Больше всего поразил Зуйка дедушкин усадебный стул с суконной обивкой. Он шуранул с подстилки кота и с подпрыгом плюхнулся в него, разбросав руки по подлокотникам.

«Во! — хохотнул он. — Никогда не сидел барином. Вот откудова Леха твой царством своим правил!»

«Не правил он, а всю жизнь работал», — обиделась я.

«Гляди-кось, а лежанка-то какая! — еще больше удивился он. — Сроду такой не видал. А ты, Хведор, — обратился он к участковому, — видал такую?»

«Не-ек», — икнул Федька.

«Сделаем выводы». — Зуек постучал привязанным карандашом по лабазной книге.

Лежанка наша и впрямь всем нравилась. Стоит она тоже с самого нэпа. Вот эту комнату тогда прирубили и ее поставили. Вся она была из белого кафеля, и на каждой кафелиночке выступал фиолетовый картофельный цветок с желтым носиком посередине. На ярманке покупали. В те года в городе при каждом празднике ярманки устраивались. На маслену — своя, на Красную горку — своя, на Троицу — покосная ярманка. Народу съезжается! Гармошки, ряженые! Кафель всякий прямо на рядне разложен. Тут и с лебедями, и с ангелочками, и с позолоченными лилиями. «Выбирай, — говорит мне Лексей, — какая на душу ложится. Я бы, — говорит, — взял вот эту. Люблю, когда картошка цветет». А оно и вправду вон как красиво. Он у меня разборчивый, всегда любил все красивое. Новый хомут сперва обойными гвоздиками околотит, упряжная дуга и так бы вошла — непременно ее покрасит. Ореховый хлобыстик для кнута — и тот по коре ножиком развеселит. Кабы знать наперед, что станет в осуждение такая лежанка, кто бы с ней и связывался. Известкой побелили бы — и вся тебе красота.

«Так, Ионовна… — Зуек почесал карандашом в загривке. — На креслах сидите, на глазурованной печи спите… Выходит, не тем духом дышите… Новую власть, видать, не почитаете».

«Да как же не почитаем? — не согласилась я. — Вот и лошадь с телегою отдали. Себе нужна, а мы отдали…»

«Лошадь-то отдали, — пересунул картуз Зуек, — да совесть небось припрятали. А ну-ка, отопри сундук, посмотрим, что тама…»

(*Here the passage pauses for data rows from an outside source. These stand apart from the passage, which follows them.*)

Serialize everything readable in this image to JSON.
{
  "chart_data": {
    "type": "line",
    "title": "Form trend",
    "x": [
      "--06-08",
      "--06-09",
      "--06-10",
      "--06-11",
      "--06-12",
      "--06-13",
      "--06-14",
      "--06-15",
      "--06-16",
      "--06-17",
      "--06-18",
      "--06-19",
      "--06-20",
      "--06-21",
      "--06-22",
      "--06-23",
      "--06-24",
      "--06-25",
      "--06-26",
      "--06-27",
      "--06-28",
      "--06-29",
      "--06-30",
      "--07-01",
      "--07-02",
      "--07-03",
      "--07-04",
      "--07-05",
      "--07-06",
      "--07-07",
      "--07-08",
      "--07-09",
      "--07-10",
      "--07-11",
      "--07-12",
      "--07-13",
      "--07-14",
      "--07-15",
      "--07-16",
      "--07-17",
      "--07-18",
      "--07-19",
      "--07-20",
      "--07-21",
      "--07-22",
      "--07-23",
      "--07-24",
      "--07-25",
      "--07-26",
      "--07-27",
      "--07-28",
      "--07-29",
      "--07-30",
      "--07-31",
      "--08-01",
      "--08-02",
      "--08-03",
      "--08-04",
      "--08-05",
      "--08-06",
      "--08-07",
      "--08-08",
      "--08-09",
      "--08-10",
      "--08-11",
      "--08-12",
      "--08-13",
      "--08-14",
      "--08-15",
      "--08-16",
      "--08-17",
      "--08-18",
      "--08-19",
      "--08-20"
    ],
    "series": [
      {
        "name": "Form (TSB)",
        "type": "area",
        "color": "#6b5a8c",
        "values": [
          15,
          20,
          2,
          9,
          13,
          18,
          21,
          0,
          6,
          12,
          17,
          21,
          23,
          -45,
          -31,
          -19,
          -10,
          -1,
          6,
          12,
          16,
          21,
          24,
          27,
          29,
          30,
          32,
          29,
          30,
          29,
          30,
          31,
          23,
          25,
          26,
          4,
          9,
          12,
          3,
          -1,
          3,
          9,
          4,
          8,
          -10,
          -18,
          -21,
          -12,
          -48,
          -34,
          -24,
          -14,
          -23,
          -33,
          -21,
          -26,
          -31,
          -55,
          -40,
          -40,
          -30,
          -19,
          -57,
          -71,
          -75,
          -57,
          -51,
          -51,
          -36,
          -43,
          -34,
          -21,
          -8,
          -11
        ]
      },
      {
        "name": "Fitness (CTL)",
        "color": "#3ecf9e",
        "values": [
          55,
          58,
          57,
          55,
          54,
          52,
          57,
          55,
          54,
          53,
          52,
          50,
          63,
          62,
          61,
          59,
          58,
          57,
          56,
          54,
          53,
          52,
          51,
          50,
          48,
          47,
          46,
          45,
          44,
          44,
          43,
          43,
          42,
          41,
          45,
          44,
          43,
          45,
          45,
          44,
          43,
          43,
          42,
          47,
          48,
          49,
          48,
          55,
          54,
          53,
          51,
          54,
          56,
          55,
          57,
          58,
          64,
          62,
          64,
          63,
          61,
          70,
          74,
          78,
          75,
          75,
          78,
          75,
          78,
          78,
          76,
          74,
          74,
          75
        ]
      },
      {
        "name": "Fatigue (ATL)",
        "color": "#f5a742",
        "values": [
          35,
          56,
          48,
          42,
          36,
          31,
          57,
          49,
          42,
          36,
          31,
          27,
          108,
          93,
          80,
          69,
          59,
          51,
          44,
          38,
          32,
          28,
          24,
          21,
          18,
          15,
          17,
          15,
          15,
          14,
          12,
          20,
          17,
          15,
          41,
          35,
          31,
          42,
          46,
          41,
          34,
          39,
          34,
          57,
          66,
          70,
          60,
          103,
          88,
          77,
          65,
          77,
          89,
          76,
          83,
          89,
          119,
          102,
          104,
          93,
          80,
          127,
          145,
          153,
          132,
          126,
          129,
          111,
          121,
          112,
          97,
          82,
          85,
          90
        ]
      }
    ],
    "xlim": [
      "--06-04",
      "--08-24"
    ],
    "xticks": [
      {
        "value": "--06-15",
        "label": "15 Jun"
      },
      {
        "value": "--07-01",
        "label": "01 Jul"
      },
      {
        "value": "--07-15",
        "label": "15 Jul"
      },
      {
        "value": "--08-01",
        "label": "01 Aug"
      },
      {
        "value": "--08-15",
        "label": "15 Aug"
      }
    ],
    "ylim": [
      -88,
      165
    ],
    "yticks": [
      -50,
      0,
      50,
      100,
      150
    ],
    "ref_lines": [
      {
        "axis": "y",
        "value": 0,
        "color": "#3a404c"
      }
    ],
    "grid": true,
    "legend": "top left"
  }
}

Отворила я ему сундук, а там у меня одно только столовое: прошвенные скатерти еще в приданое давали, стопка накопленных рушников — это когда за столом гости, чтобы колени укрывать, и так еще кое-чего тряпичного… Остальное все посуда, за годы собралась: тарелки большие и малые, блюда тоже большие и поменьше, ложки с вилками да еще чайное — все как есть гостевое, доставали только на большие дни, сами-то мы по-будничному так, кое-чем обходилися, горячее — щи, кулеш — и доси в общий прихлеб едим… А теперь, если Бог даст, свадьбы начнутся. Две уже сыграли- матушку твою да Маруську спровадили, а другие вон уже на картах гадают, короли на уме, не заметила, как и заневестились, следом друг за дружкой идут.

Зуек посопел, понюхал сундучный дух, запустил руку под рухлядь, ничего не нашел и принялся потешаться над посудой: дескать, и тут не как у людей:

«Картоху, что ли, с вилок едите?»

Поднес вилку к носу, повертел туда-сюда, хмыкнул:

«Ну господа!»

Было похоже, будто он сам вовсе вилок в руках не держал… Да и не держал! Я ихнюю Зуйкову породу от самого корня знаю. Старый Зуй свою землю еще когда продал. Оставил только вокруг хаты маленько — картошки, луку посадить. Сам же все по хохлам жестяным делом пробавлялся. А малые зуята, один другого меньше, сопатые да золотушные, все, бывало, к окошку липли, отца с отлучки выглядали. Двое померли, а этот вот и еще девка уцелели. В революцию Терешка — уже усы под носом зачернели — подался в Юзовку, на шахты, видать, там и научился горлопанить, а уж сюда вернулся готовым начальником, ворот на шее не застебается. Теперь вот ходит по деревне, людей судит: кого направо, кого налево. А у самого и доси хата картошечной ботвой покрыта, репьи перед окнами по самую застреху.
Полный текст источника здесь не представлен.